His voice shifted to a more soothing tone. "You should see
the Red River in two weeks"

Two weeks. A fortnight and she'd be home. But would they
ever make it? Aunt Etta's parting look told her they might not.
Indians were known to lie in wait along the north shore of the
Ohio River, intent on killing settlers who dared venture down
that vast watery road. Her father was well aware of the danger and had hired the famed frontiersman as a hedge against trouble.
If anyone could bring her safely home, it was he.

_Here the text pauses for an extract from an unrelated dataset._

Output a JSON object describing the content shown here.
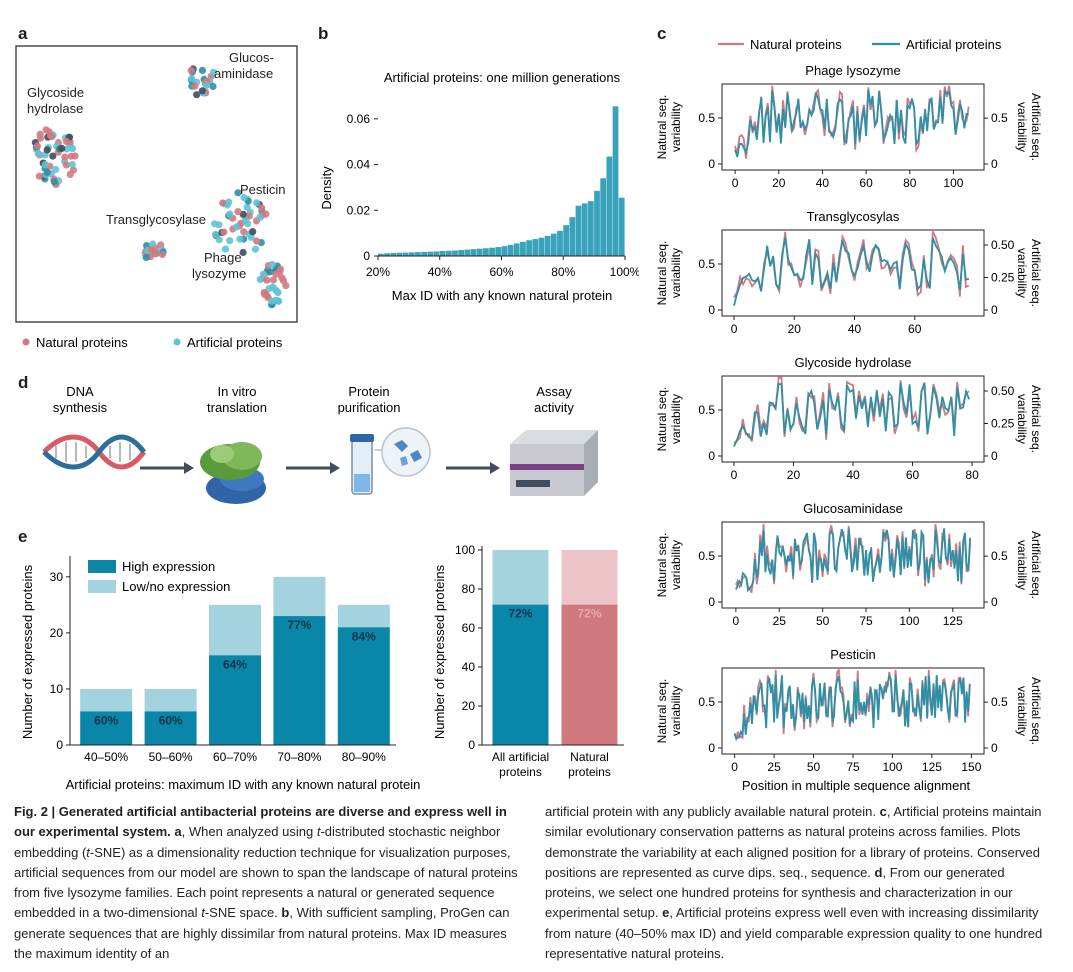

But no matter how capable he was, Ezekial Click couldn't
take away the fear she felt as the keelboat shuddered and left
the dock, dodging a sandbar as it moved into the sluggish current. He led her to a barrel to sit on, the dark lettering on the
side telling her it held rum. A morning mist hung over the three
rivers that intertwined here, and an eternal wind set the ribbons
of her hat aflutter like the fort flag high above. Softly she recited
the waters' names to test her memory. The Monongahela, the
Allegheny, and the Ohio-Indian words, all.

As she pressed her back against the sun-warmed wood of
the cabin, her eyes stayed true to the north shore, the Shawnee
shore. She heard Captain Click remind the polemen to keep to
the middle of the mile-wide river, well out of rifle range. Her gaze
fastened on the place known as Fort Pitt. Its wooden walls were
receding now, a brown bulwark atop a high hill overshadowing
a scattering of Indian lodges encamped on the plain beneath.
She squinted in the sunlight, remembering Fort Pitt was a place
for treaties and trade goods. A gateway to the west.

How safe was she? The grim set of Ezekial Click's jaw assured
her she'd have been better off staying in Philadelphia. Unbidden, a Scripture learned at her father's knee rushed to mind. I
will call on the LORD, who is worthy to be praised: so shall I be
saved from mine enemies. The words wove through her head
like a song. But solace her they did not.

Captain Click served her a wooden trencher of greasy beans
and bacon before joining the steersman, who held the tiller of
a wide-bladed oar aft of the cabin. Night was falling fast, the
stars winking at her like the jewels that adorned the gowns of
the belles back in Philadelphia. But the evening air was still steamy, and the mosquitoes seemed more intent on her supper
than she was. How she wished the Redcoats had evacuated the
city in April instead of the heat of June!